Apple announces Encryption-focused New File System for macOS Sierra
Apple announced one huge change at WWDC 2016: The company is replacing the HFS+ file system on MacOS, iOS, tvOS and WatchOS with a new file system.

The company has introduced its brand new file system called The Apple File System — or APFS for short — for iOS, OS X, tvOS, and WatchOS, making security its centerpiece.
"The Apple File System (APFS) is the next-generation file system designed to scale from an Apple Watch to a Mac Pro.
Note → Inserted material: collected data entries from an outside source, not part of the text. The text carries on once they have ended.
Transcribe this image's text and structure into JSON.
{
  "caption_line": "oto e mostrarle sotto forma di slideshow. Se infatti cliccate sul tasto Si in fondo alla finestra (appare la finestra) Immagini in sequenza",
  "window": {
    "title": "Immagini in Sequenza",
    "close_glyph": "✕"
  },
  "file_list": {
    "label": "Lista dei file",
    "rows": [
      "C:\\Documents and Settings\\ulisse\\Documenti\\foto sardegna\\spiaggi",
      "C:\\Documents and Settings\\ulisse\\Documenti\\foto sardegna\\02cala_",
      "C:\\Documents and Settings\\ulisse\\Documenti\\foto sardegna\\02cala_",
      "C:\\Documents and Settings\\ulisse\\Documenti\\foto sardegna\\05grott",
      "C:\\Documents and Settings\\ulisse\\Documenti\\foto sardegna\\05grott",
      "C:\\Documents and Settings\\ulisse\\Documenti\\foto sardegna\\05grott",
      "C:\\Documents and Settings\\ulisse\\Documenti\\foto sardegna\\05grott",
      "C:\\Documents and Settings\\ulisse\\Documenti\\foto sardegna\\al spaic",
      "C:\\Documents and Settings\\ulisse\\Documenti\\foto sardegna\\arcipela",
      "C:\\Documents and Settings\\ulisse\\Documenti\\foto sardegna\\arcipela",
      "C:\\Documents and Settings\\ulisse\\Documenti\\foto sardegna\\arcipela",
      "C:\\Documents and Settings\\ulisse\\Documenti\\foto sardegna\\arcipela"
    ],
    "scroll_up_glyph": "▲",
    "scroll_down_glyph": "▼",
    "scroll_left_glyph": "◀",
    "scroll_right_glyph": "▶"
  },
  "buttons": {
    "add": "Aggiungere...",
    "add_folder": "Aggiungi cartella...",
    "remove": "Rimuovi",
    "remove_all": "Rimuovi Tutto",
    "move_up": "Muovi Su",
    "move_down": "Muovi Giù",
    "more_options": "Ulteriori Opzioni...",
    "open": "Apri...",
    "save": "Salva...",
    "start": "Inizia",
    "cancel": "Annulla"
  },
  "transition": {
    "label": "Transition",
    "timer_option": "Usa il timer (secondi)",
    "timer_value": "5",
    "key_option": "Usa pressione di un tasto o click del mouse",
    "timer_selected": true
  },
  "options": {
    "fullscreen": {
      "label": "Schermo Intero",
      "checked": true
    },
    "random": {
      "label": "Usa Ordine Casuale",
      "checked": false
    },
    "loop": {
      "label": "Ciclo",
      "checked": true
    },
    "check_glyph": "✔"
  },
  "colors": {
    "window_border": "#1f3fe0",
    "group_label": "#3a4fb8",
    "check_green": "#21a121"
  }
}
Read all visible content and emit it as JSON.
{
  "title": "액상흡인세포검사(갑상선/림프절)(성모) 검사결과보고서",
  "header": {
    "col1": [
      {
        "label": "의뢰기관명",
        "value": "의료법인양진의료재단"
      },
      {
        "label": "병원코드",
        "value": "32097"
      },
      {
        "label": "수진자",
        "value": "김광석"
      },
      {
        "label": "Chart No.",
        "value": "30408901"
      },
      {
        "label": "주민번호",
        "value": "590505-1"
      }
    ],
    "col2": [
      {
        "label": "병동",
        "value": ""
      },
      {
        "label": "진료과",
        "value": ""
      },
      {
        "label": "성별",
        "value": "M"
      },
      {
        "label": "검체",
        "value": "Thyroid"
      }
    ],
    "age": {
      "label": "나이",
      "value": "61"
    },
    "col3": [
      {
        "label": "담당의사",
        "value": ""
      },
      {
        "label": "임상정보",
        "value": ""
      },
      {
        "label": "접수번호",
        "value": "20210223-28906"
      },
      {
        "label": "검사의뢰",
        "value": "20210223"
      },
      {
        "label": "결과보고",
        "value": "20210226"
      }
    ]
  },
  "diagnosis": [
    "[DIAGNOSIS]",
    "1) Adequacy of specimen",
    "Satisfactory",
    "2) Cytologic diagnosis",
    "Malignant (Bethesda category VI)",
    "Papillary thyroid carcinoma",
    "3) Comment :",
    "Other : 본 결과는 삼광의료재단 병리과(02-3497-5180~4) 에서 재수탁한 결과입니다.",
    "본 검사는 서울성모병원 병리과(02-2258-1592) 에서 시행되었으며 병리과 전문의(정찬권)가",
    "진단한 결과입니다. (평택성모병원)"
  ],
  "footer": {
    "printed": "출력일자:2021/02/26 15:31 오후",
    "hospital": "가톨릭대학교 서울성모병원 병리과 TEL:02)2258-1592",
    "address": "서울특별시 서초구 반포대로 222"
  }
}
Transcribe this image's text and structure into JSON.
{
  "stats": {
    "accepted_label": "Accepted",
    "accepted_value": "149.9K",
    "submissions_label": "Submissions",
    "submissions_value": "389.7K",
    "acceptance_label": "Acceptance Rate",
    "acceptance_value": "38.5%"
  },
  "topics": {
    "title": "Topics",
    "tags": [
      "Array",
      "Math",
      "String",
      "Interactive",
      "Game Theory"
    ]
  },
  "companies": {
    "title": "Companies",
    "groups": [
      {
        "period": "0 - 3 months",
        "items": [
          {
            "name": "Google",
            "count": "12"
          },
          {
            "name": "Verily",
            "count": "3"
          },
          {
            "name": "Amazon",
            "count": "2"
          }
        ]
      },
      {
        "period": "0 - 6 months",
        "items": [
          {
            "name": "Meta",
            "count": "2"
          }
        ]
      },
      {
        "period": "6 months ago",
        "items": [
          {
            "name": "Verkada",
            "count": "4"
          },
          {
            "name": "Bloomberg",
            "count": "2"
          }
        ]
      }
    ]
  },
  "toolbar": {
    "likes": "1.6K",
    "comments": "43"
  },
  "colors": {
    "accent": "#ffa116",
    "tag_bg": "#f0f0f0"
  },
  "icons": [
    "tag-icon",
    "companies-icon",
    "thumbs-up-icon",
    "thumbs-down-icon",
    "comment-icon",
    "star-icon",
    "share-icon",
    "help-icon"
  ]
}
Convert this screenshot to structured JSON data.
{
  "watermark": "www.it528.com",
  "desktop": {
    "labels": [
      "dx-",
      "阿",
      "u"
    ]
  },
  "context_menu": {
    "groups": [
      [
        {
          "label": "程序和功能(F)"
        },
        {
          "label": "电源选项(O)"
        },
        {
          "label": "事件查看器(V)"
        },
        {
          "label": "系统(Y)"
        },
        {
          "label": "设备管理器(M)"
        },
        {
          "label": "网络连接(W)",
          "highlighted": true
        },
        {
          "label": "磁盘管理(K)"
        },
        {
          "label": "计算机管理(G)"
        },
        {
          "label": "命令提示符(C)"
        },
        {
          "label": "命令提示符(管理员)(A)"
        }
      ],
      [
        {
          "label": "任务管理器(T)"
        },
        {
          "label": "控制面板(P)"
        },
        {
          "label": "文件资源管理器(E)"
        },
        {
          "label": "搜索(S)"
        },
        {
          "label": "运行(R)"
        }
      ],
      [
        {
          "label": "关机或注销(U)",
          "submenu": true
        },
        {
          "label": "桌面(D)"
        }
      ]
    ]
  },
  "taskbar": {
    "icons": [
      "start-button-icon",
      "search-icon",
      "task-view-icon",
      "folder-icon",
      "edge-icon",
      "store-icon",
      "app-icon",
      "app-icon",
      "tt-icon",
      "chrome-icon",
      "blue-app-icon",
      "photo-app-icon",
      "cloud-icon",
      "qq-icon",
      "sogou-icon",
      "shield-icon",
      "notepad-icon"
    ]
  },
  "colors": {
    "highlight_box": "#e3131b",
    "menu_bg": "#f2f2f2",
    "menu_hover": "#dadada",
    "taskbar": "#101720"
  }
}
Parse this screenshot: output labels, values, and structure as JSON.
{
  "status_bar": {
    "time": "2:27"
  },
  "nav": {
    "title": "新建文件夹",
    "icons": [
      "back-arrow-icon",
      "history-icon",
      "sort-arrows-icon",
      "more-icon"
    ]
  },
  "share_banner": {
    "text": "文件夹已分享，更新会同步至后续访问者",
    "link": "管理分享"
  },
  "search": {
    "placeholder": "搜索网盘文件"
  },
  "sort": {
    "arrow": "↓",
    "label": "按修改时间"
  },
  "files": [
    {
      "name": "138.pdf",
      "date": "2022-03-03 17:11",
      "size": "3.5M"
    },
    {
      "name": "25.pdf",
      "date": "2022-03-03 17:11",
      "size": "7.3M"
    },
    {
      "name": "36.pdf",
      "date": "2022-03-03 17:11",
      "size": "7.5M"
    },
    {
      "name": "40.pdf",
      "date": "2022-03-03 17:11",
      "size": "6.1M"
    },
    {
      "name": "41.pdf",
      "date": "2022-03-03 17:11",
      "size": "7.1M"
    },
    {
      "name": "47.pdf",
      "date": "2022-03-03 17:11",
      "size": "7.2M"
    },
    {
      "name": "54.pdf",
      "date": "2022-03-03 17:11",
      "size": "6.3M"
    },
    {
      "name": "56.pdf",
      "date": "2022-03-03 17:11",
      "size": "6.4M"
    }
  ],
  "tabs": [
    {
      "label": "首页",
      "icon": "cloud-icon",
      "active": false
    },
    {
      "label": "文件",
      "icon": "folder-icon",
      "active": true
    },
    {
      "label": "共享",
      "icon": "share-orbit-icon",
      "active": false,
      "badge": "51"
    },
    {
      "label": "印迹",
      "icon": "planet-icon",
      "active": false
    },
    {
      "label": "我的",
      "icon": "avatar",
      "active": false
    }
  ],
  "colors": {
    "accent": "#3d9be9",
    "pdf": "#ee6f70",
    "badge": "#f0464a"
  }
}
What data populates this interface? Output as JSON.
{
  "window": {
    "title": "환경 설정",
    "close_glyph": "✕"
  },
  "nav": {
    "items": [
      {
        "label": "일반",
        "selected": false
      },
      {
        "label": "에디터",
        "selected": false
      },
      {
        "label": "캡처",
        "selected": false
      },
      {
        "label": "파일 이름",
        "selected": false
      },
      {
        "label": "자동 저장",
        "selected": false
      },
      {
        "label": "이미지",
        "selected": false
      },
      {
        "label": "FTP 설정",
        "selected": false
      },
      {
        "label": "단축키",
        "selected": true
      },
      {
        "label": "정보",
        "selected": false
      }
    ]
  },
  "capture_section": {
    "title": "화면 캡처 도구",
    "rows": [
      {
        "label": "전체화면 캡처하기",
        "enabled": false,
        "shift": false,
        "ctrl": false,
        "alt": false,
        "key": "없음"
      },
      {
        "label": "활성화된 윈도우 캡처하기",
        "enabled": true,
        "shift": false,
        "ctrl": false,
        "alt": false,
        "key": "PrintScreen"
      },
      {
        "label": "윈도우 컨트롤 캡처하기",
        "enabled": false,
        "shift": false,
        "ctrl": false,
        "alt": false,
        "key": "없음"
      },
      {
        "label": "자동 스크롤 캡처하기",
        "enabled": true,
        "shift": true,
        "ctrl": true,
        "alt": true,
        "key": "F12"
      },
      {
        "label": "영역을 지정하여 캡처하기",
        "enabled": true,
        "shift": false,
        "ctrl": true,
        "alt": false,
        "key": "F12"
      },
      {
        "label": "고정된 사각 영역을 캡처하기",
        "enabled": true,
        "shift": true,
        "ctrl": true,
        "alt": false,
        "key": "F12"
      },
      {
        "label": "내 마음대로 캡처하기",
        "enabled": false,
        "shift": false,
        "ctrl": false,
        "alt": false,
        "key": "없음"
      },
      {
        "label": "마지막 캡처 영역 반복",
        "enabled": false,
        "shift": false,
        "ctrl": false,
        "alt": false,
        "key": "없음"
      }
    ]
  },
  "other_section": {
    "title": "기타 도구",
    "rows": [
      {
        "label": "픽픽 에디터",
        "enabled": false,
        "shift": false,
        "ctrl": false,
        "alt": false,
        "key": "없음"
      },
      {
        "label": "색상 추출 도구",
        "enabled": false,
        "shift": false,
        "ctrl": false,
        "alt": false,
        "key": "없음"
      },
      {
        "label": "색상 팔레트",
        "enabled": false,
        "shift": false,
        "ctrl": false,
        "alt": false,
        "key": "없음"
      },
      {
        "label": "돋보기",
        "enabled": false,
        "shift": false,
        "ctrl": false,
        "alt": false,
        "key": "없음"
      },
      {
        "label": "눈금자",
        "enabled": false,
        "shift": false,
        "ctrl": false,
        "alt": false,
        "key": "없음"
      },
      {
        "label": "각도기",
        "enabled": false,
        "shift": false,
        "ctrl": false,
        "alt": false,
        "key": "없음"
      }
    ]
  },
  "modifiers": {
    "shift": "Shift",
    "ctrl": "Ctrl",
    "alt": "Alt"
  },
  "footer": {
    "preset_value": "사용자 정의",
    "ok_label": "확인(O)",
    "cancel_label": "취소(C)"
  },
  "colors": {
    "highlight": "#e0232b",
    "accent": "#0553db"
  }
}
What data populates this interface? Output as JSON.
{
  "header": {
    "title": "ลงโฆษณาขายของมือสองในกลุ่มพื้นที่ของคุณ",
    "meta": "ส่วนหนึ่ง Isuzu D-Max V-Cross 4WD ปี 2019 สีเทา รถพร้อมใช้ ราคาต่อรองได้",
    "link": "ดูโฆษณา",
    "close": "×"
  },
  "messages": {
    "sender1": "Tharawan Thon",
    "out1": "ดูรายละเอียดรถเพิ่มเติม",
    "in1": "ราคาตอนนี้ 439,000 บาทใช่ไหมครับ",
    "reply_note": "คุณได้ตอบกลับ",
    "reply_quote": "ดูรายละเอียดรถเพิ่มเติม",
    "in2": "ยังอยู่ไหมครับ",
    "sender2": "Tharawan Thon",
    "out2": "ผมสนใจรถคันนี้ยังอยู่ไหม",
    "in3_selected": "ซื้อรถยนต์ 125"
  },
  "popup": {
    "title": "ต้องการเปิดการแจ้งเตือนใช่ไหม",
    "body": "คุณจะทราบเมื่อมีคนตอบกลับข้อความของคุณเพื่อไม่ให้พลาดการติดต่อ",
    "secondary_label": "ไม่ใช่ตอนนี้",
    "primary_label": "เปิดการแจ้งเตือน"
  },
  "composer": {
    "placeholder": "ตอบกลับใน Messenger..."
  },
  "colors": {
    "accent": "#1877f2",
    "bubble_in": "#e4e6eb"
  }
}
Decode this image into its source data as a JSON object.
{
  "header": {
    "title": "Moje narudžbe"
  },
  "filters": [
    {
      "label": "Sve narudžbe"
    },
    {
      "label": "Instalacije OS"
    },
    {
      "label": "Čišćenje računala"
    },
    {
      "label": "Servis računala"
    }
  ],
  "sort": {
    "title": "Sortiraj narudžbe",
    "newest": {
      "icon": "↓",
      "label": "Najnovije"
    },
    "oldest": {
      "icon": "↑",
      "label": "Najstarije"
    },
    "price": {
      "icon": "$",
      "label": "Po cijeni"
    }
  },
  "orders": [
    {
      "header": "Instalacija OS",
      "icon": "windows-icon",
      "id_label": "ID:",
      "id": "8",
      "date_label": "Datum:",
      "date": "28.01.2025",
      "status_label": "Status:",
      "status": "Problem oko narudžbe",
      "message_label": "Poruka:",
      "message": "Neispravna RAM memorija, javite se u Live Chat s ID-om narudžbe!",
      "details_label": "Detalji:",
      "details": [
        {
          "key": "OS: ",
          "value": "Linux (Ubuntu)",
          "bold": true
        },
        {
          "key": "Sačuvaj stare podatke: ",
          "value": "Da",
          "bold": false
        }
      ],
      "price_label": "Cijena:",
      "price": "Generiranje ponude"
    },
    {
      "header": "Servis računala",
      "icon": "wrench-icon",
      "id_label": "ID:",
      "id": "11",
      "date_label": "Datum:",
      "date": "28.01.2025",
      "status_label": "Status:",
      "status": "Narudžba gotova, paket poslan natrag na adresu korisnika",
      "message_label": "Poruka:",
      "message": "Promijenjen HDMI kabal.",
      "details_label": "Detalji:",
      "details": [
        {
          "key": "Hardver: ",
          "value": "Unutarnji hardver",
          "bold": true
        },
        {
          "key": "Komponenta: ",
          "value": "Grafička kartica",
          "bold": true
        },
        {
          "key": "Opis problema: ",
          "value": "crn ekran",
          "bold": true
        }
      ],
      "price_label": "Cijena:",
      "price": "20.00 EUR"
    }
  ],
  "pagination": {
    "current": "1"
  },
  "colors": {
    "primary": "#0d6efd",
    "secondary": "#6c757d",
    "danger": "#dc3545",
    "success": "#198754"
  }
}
APFS is optimized for Flash/SSD storage, and engineered with encryption as a primary feature," according to an entry in the WWDC 2016 schedule.
Yes, the Apple File System is optimized for Flash and SSD-based storage solutions that are used in iPhones, iPads, MacBooks, AppleTV set-top boxes, and others Apple gadgets.
Cybersecurity

APFS supports "nearly" all features the HFS+ file system provides while offering improvements over the previous system in the process.

Apple describes APFS as a modern file system that includes "strong encryption, copy-on-write metadata, space sharing, cloning for files and directories, snapshots, fast directory sizing, atomic safe-save primitives, and improved file system fundamentals."

Here's what will definitely bother the FBI:

Security and Privacy are fundamental in Apple File System, as APFS supports encryption natively instead of through Apple's previous full-disk encryption File Vault application.

There are three modes of operation in APFS: No encryption, Single-key encryption, and Multi-key encryption with per-key files and the other key for sensitive metadata.

These modes allow you to apply sufficient encryption depending on your security needs. APFS supports both AES-XTS as well as AES-CBC cipher variants, depending on the actual device.

Multi-key encryption makes it tough to crack even if one has physical access to the storage. Therefore, with APFS, encryption is now a core part of the operating system, which will definitely bother the FBI as well as other government intelligence agencies.

Besides security and privacy features, APFS also includes both Snapshots, Clones, and Fast Directory Sizing.

Snapshots are read-only instances of the file system at any given point in time. If the state of the file system diverges away from the snapshot, the changed blocks are saved as part of the snapshot.
Cybersecurity

Clones are writable instead of read-only. APFS can create file or directory clones instantly, rather than having to wait for data to be copied. It is an easy way to create document revisions and do versioning of anything you might want to track.

Fast directory sizing is a feature in APFS that has been designed to give MacOS a fast way to query the size of a directory and all its child objects, rather than having to wait while a bunch of stat calls complete.

The Apple File System is available to developers in preview form right now and is expected to be launched in earnest in 2017.

The pre-release APFS can not be used to boot a device and, for now, does not support many Mac staples, including Fusion Drives and Time Machine. It is also uncertain that the data you put on a drive today will be readable by later versions of APFS.